La Svezia nel novembre del 2024 ha firmato un accordo strategico con la Polonia contro minacce tradizionali e ibride. A muoversi anche la Finlandia, che ha annunciato di voler potenziare la cooperazione militare con la Danimarca. Nell’ultimo mese, tra l’altro, l’aeronautica di Helsinki ha coperto la difesa aerea dell’Islanda, paese Nato che non ha un proprio esercito permanente.

Il caso più recente è la Norvegia, che a fine febbraio ha avviato dei negoziati con il Regno Unito per arrivare a un accordo sulla difesa. Obiettivo: rafforzare la collaborazione tra le forze armate dei due paesi e difendere le proprie infrastrutture critiche, come i cavi sottomarini. Tutto nell’ottica di contrastare la crescente minaccia della Russia nell’area.
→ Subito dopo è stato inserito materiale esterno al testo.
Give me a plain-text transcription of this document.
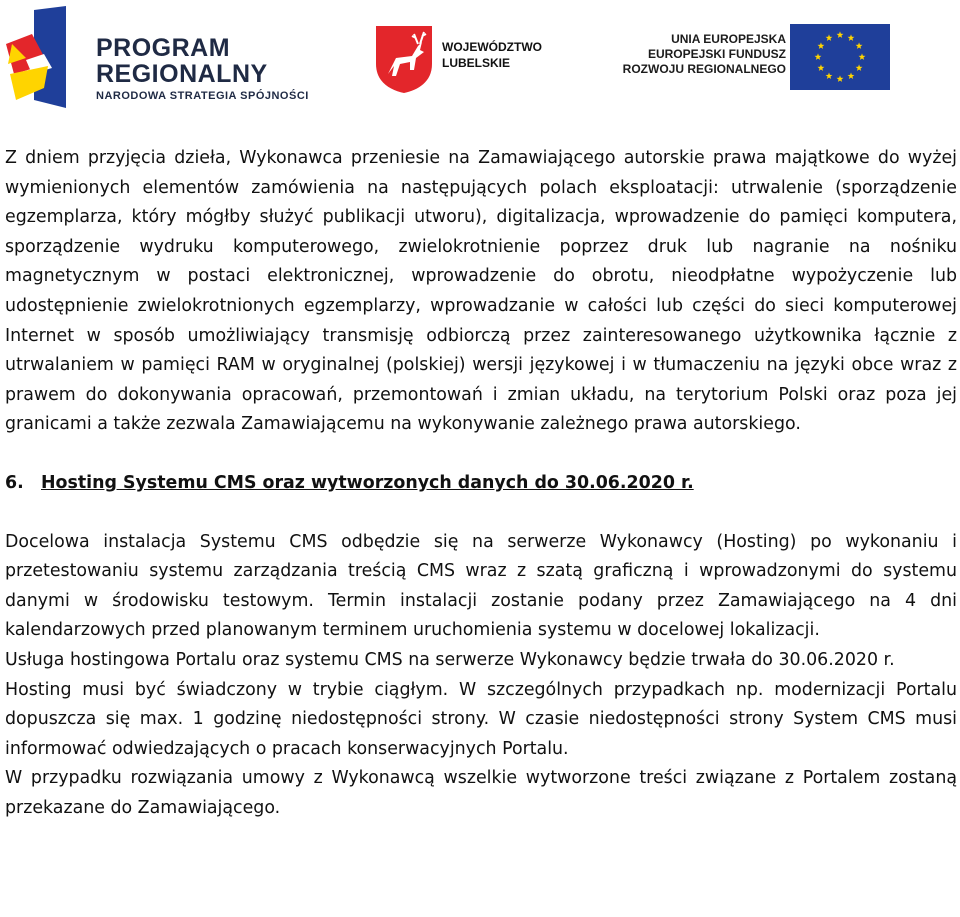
PROGRAM
REGIONALNY
NARODOWA STRATEGIA SPÓJNOŚCI
WOJEWÓDZTWO
LUBELSKIE
UNIA EUROPEJSKA
EUROPEJSKI FUNDUSZ
ROZWOJU REGIONALNEGO

Z dniem przyjęcia dzieła, Wykonawca przeniesie na Zamawiającego autorskie prawa majątkowe do wyżej wymienionych elementów zamówienia na następujących polach eksploatacji: utrwalenie (sporządzenie egzemplarza, który mógłby służyć publikacji utworu), digitalizacja, wprowadzenie do pamięci komputera, sporządzenie wydruku komputerowego, zwielokrotnienie poprzez druk lub nagranie na nośniku magnetycznym w postaci elektronicznej, wprowadzenie do obrotu, nieodpłatne wypożyczenie lub udostępnienie zwielokrotnionych egzemplarzy, wprowadzanie w całości lub części do sieci komputerowej Internet w sposób umożliwiający transmisję odbiorczą przez zainteresowanego użytkownika łącznie z utrwalaniem w pamięci RAM w oryginalnej (polskiej) wersji językowej i w tłumaczeniu na języki obce wraz z prawem do dokonywania opracowań, przemontowań i zmian układu, na terytorium Polski oraz poza jej granicami a także zezwala Zamawiającemu na wykonywanie zależnego prawa autorskiego.

6. Hosting Systemu CMS oraz wytworzonych danych do 30.06.2020 r.

Docelowa instalacja Systemu CMS odbędzie się na serwerze Wykonawcy (Hosting) po wykonaniu i przetestowaniu systemu zarządzania treścią CMS wraz z szatą graficzną i wprowadzonymi do systemu danymi w środowisku testowym. Termin instalacji zostanie podany przez Zamawiającego na 4 dni kalendarzowych przed planowanym terminem uruchomienia systemu w docelowej lokalizacji.

Usługa hostingowa Portalu oraz systemu CMS na serwerze Wykonawcy będzie trwała do 30.06.2020 r.

Hosting musi być świadczony w trybie ciągłym. W szczególnych przypadkach np. modernizacji Portalu dopuszcza się max. 1 godzinę niedostępności strony. W czasie niedostępności strony System CMS musi informować odwiedzających o pracach konserwacyjnych Portalu.

W przypadku rozwiązania umowy z Wykonawcą wszelkie wytworzone treści związane z Portalem zostaną przekazane do Zamawiającego.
La Norvegia, oltre al confine terrestre che condivide con la Russia, deve tutelare i suoi interessi nelle isole Svalbard, arcipelago cruciale al centro dell’oceano Artico di cui mantiene la sovranità. E l’accordo con Londra conferma anche l’interesse del Regno Unito per l’estremo nord. Sfruttando la propensione di alcune isole scozzesi, i britannici da anni vogliono aumentare la propria presenza militare nella regione per motivi legati all’energia e alla sicurezza.

La prima linea contro la Russia

Svezia, Norvegia e Finlandia, inoltre, a febbraio hanno creato la Platform North, un’iniziativa che mira a migliorare il coordinamento infrastrutturale e dei trasporti, con particolare attenzione alla mobilità militare. Essere preparati, insomma, a far circolare rapidamente truppe e mezzi militari, se necessario. «I tre paesi nordici hanno collaborato strettamente e bene sui trasporti, ma la necessità di intensificare i lavori è aumentata dopo l'invasione dell'Ucraina da parte della Russia», ha dichiarato il ministro dei Trasporti norvegese Jon-Ivar Nygård.

Il rimando a Mosca dei paesi scandinavi è sempre presente. Non è un caso. Insieme ai Baltici rappresentano una potenziale prima linea. Il Cremlino ha fatto della penisola di Kola, ovvero la porzione di territorio russo che confina con Norvegia e Finlandia, una fortezza. Lì ha posizionato circa due terzi delle armi nucleari russe.

E a Severomorsk, cittadina della regione, agisce il Comando unificato strategico della Flotta del nord russa. Che porta con sé movimenti di navi e sottomarini dello zar. Il fronte artico si sta scaldando e i paesi europei non vogliono farsi trovare impreparati.